Der Stein glitt beiseite.
    »Komm herein, Junge«, forderte die Stimme mich auf. »Steh in diesem Wetter nicht wie eine gebadete Maus herum.«
    Das Innere des Turmes – denn es war ein Turm – war sanft erhellt von Steinen, die in einem blassen, kalten Feuer leuchteten. Ich hielt das für eine feine Sache; allerdings wäre es mir lieber gewesen, wenn die Steine auch ein bißchen Wärme abgegeben hätten. Steinstufen, an denen die Jahrhunderte nicht spurlos vorübergegangen waren, führten als Wendeltreppe hinauf ins Dunkel. Ansonsten war nichts zu erkennen.

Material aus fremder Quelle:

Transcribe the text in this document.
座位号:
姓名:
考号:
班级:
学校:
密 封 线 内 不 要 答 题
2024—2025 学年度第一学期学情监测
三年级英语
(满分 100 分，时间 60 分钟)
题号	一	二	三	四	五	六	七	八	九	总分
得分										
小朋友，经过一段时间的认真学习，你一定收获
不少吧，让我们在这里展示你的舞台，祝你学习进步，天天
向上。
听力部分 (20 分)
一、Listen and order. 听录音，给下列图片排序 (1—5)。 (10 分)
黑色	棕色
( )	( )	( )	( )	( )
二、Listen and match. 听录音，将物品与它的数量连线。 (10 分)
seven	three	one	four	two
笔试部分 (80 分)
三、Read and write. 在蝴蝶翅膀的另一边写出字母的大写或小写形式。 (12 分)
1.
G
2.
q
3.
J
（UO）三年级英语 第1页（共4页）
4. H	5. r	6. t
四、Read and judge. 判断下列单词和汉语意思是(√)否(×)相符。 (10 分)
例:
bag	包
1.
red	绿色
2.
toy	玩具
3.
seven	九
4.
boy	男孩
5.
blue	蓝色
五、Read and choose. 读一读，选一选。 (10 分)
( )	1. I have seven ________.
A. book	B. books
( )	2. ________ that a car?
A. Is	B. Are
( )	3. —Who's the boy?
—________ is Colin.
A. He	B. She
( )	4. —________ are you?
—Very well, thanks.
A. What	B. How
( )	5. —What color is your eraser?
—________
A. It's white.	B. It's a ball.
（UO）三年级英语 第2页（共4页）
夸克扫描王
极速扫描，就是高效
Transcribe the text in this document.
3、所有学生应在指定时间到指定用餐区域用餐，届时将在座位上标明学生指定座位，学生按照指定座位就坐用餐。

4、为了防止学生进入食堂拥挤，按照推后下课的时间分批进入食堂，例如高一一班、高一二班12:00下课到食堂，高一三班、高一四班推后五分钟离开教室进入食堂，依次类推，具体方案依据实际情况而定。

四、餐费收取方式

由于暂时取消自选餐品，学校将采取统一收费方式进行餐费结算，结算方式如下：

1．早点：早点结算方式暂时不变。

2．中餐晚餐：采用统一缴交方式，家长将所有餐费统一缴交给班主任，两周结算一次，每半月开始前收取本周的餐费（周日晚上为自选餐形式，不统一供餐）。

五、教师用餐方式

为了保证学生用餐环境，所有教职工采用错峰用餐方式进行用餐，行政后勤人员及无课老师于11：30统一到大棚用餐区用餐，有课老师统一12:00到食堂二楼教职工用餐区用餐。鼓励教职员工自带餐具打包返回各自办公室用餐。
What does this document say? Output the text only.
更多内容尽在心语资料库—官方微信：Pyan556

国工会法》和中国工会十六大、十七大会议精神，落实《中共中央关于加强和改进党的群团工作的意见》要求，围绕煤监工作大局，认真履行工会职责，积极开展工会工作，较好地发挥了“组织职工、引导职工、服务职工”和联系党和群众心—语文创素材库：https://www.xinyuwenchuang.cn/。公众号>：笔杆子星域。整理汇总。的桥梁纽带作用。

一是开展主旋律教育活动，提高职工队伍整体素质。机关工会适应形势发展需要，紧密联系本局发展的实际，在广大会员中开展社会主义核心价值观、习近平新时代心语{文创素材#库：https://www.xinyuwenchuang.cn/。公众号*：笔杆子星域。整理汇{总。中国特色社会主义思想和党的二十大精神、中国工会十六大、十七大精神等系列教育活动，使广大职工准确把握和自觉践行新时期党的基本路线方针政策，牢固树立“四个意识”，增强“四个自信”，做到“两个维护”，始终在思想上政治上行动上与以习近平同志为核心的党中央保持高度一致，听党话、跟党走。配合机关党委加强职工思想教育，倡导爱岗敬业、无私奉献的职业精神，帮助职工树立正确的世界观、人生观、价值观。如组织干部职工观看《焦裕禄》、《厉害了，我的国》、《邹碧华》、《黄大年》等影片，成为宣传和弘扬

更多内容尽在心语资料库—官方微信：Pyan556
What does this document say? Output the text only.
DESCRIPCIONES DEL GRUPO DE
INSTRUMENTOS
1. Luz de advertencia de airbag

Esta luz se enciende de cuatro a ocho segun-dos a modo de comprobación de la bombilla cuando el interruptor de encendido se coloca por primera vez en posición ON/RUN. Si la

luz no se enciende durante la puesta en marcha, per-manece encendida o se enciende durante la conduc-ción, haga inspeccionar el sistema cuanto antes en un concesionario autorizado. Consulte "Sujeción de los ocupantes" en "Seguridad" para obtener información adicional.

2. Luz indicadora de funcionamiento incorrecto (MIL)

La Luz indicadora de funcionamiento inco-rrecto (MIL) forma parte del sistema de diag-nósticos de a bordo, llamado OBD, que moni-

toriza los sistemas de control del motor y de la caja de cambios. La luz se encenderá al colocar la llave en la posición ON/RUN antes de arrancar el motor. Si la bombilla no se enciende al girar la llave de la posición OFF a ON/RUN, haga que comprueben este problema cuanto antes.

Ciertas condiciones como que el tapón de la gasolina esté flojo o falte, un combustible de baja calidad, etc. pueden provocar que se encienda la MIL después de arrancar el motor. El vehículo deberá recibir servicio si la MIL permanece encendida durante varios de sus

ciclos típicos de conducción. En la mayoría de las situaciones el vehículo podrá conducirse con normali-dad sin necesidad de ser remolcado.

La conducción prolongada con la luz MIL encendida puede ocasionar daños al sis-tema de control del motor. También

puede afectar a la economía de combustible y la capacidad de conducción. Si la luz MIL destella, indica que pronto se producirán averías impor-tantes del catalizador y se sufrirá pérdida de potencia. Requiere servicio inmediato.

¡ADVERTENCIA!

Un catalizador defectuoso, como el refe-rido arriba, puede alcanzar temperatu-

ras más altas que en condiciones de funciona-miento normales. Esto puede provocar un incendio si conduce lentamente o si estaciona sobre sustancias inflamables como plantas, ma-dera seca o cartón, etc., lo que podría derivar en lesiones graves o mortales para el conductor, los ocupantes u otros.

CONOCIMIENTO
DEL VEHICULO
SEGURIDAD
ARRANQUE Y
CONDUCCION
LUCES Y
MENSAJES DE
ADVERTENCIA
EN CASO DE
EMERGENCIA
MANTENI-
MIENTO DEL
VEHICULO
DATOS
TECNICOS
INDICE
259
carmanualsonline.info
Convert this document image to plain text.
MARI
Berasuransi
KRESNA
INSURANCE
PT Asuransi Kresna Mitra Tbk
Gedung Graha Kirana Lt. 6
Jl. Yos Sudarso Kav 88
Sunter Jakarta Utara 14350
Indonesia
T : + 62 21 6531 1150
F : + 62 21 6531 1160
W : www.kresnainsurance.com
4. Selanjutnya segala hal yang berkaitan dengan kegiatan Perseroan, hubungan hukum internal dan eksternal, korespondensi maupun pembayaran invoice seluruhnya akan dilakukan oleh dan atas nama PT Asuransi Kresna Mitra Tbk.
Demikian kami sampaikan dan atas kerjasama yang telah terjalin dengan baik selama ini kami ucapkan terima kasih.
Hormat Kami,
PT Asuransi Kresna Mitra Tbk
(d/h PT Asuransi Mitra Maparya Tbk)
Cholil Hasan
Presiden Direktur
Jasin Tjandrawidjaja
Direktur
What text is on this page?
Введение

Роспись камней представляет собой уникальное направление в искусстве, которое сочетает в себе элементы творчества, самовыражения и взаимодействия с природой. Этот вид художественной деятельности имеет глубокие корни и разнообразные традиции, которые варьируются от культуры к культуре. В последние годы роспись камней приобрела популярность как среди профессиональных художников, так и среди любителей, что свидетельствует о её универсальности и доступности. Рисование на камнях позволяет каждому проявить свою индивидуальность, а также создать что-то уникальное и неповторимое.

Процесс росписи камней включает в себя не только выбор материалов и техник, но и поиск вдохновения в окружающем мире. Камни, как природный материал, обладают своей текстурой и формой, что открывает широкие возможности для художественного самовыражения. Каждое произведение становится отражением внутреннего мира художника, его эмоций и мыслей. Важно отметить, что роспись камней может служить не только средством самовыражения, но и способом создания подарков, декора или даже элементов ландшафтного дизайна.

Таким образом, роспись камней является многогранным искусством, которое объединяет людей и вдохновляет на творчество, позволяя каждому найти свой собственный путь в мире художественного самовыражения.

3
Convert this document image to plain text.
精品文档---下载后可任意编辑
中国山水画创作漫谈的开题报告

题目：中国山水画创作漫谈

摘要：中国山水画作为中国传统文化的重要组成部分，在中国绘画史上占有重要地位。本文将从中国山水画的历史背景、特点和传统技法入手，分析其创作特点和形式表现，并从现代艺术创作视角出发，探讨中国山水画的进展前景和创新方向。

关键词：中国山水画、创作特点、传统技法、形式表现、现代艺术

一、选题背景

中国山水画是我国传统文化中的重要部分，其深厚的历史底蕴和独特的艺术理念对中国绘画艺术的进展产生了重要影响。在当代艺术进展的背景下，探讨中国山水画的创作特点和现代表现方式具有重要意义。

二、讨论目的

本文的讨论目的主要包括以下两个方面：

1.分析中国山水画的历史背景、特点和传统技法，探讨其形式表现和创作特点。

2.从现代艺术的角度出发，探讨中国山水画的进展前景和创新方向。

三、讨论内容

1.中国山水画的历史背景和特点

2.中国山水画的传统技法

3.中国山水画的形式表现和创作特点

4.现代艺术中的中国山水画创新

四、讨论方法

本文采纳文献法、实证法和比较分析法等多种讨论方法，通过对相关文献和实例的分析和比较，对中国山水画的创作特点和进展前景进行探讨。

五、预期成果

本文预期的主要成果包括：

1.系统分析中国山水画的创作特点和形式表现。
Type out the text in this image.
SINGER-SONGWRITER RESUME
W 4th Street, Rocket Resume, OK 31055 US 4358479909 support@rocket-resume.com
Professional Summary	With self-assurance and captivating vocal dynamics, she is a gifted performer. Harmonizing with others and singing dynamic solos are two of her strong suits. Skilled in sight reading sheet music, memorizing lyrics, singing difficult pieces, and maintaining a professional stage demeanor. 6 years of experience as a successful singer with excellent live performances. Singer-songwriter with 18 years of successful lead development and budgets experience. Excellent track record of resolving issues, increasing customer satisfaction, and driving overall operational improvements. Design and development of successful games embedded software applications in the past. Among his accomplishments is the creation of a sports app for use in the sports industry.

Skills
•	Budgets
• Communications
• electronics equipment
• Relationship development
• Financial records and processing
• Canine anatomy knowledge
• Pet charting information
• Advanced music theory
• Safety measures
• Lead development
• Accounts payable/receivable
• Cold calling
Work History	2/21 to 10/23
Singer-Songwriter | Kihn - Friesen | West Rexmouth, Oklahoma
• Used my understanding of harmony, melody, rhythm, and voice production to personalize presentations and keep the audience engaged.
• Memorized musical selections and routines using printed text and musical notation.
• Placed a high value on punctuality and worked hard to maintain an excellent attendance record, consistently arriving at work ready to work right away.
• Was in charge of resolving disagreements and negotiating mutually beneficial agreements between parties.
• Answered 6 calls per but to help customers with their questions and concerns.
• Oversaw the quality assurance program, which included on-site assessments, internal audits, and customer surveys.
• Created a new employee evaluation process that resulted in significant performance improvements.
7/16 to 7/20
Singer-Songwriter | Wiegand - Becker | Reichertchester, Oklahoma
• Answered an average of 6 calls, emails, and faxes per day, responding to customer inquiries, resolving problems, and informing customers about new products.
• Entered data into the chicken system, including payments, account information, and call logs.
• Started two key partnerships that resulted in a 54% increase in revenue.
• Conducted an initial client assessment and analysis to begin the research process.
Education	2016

    »Schließ die Tür, Junge.«
»Wie denn?«
»Wie hast du sie geöffnet?«
    Ich wandte mich der gähnenden Öffnung zu und befahl, ziemlich stolz auf mich selbst: »Schließen!«

    Meinem Befehl gehorchend, schob der Stein sich mahlend wieder vor den Eingang. Dieses Geräusch ließ mir das Blut noch mehr gefrieren, als der Schneesturm es vermocht hatte. »Komm herauf, Junge«, befahl die Stimme.
    Ein klein wenig ängstlich, stieg ich die Stufen hinauf. Der Turm war sehr hoch, und es dauerte eine geraume Weile, bis ich oben angelangt war.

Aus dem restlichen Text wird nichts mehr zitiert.